On June 18 S&P Global Platts reported it sees global oil demand increasing by an average of about 4 million b/d per month in June, July and August led by gasoline. Barring a second wave of lockdowns, demand will grow sharply over the next three months before waning in September.
On June 18 Reuters reported a recovery in demand for gasoline in the United States, the world's largest market for the motor fuel, hit a plateau last week as coronavirus cases surged in some states, undercutting refiners' efforts to ramp up low fuel production. Gasoline consumption inched lower last week after three straight weeks of rises, according to Energy Information Administration data on Wednesday. Product supplied of gasoline - a proxy for demand - eased 30,000 b/d to 7.9 million b/d amid a spike in new infections in six states. The dip in demand follows five consecutive weeks of increases in refining rates. Refiners last week ran at 73.8% of capacity, the highest since early April, EIA said.
On June 17 Reuters reported U.S. shale producers are expected to restore roughly half a million barrels per day (bpd) of crude output by the end of June, according to crude buyers and analysts, amounting to a quarter of what they shut since the coronavirus pandemic cut fuel demand and hammered oil prices. Such a swift rise in U.S. production would complicate efforts by top producers Saudi Arabia and Russia to encourage global allies to fulfill their pledges to make record production cuts. U.S. producers cut supply by roughly 2 million b/d. But the recovery in benchmark oil prices to around $40 a barrel makes some shale output profitable again, even though that level is unlikely to spur additional new drilling activity.
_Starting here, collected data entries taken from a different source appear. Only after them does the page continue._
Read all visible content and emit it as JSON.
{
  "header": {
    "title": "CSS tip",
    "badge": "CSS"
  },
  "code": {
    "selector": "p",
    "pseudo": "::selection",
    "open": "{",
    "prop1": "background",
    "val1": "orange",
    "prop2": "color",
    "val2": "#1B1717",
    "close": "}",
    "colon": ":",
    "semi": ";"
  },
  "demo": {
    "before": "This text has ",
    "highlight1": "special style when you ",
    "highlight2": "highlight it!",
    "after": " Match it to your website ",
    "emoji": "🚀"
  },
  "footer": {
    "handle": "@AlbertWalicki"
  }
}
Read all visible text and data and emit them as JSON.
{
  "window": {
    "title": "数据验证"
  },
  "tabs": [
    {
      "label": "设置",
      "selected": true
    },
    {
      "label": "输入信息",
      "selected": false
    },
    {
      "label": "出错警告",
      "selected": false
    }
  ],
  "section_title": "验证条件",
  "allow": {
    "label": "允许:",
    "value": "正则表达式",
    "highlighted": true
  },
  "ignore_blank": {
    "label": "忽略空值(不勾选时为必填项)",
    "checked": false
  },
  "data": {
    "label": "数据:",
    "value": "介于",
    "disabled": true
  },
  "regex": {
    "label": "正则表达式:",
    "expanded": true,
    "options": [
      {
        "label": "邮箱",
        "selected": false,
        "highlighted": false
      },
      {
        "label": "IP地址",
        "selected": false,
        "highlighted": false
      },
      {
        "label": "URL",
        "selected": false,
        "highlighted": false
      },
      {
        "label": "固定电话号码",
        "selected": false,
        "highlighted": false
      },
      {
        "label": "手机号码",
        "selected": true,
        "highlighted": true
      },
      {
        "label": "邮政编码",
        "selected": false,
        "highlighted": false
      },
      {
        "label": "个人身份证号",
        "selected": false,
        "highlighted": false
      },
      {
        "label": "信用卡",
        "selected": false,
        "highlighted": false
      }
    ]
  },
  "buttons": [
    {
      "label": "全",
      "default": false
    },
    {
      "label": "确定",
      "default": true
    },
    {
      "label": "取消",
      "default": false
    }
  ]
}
On June 18 Reuters reported an OPEC+ panel pressed countries such as Iraq and Kazakhstan on Thursday to comply better with oil cuts and left the door open for extending or easing record production curbs from August. The panel, known as the Joint Ministerial Monitoring Committee (JMMC), advises OPEC+ and will meet again on July 15, when it would recommend the next level of cuts, designed to support oil prices battered by the coronavirus pandemic. After July, the cuts are due to taper to 7.7 million b/d until December. Two OPEC+ sources said Thursday's virtual JMMC meeting didn't discuss extending record cuts beyond July. An OPEC+ statement also made no mention of such plans and said Iraq and Kazakhstan presented a plan for how to compensate for May overproduction in July-September.
On June 19 Reuters is reporting that a second and final trio of ships used as floating storage tanks for gasoline is en route to unload cargoes in Indonesia, Sri Lanka and Malaysia, showing that fuel demand is growing across Asia and ending the glut, according to industry sources and shipping data.